A little bit more information about my visit: on the days of March 12th and March 13th, I spent a significant amount of time in the township named Gugulethu. This township was established when black South Africans were forcibly removed from their homelands under the harsh apartheid regime in the 1960s. From what I observed and learned, these same individuals, who haven’t moved out, still inhabit the area in either tin shacks or more stable housing structures. The high concentration of abject poverty I saw in this one area was startling. There is nothing comparable to this in the states.
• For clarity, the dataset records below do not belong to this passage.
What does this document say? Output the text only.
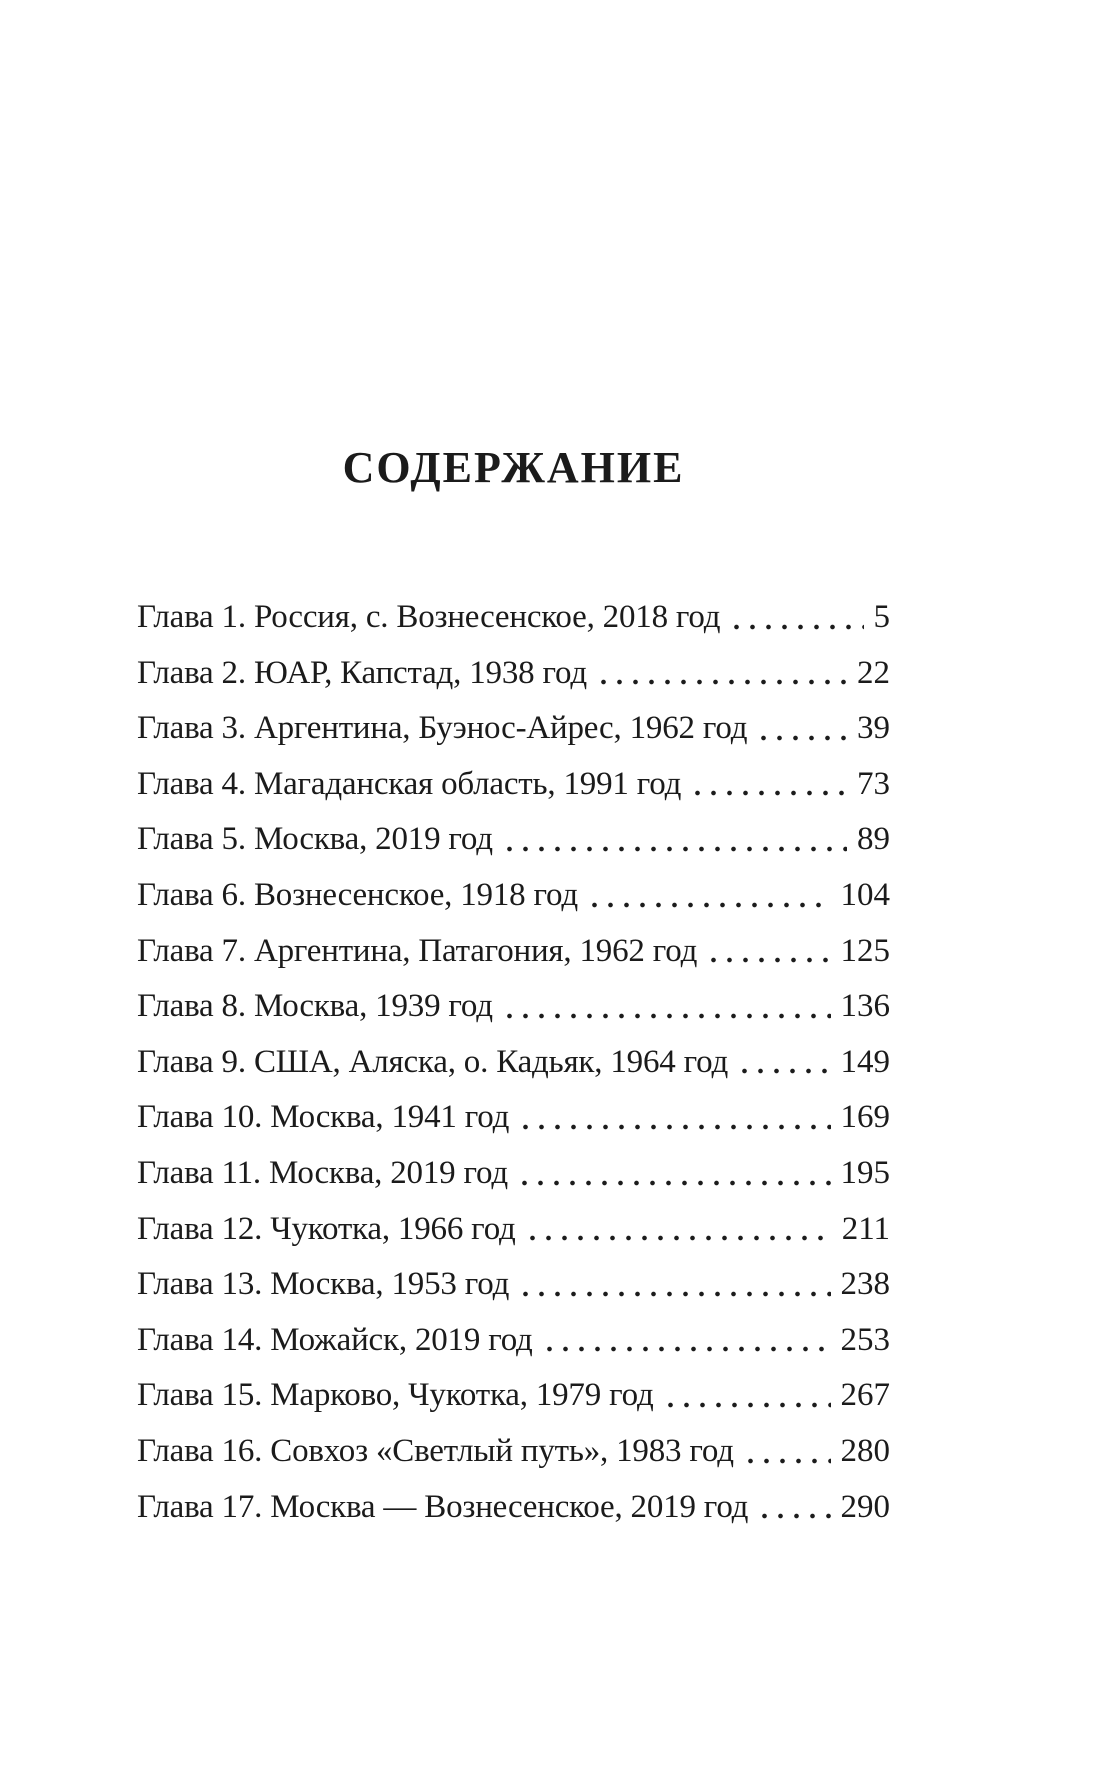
СОДЕРЖАНИЕ
Глава 1. Россия, с. Вознесенское, 2018 год	5
Глава 2. ЮАР, Капстад, 1938 год	22
Глава 3. Аргентина, Буэнос-Айрес, 1962 год	39
Глава 4. Магаданская область, 1991 год	73
Глава 5. Москва, 2019 год	89
Глава 6. Вознесенское, 1918 год	104
Глава 7. Аргентина, Патагония, 1962 год	125
Глава 8. Москва, 1939 год	136
Глава 9. США, Аляска, о. Кадьяк, 1964 год	149
Глава 10. Москва, 1941 год	169
Глава 11. Москва, 2019 год	195
Глава 12. Чукотка, 1966 год	211
Глава 13. Москва, 1953 год	238
Глава 14. Можайск, 2019 год	253
Глава 15. Марково, Чукотка, 1979 год	267
Глава 16. Совхоз «Светлый путь», 1983 год	280
Глава 17. Москва — Вознесенское, 2019 год	290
During my time in Gugulethu, our group visited an orphanage. Our tour guide told us that these children did not get many visitors and that our donations helped run the orphanage because the South African government does not provide adequate funding for each child. At the orphanage we had a chance to play with children of all ages. I wanted to interact with the children, but I couldn’t let myself. I spent most of my time in a trance, feeling vulnerable and somber, because of where we were and how these kids lived. A part of me knew that I didn’t have to play with the kids to feel close to them. These kids looked like they could have been my kin. Or maybe I had seen these kids on the streets of Detroit. But the type of poverty that these children lived in is unseen and unheard of in the United States to my knowledge. Thus my comparison isn’t justifiable.
In retrospect, visiting the orphanage had awakened the strongest emotions I have felt since I came here. I experienced waves of heartache. It is one thing to see the tin shacks while passing on the highway. It is another thing to walk through the lot of them to visit an orphanage. My trip to Gugulethu showed me how Cape Town is a small city with large economic gaps between race and socio-economic classes. The majority of white South Africans hold most of the economic wealth, while black Africans and coloureds are not so fortunate. Apartheid ended 22 years ago, but the economic disenfranchisement still reigns in Cape Town townships.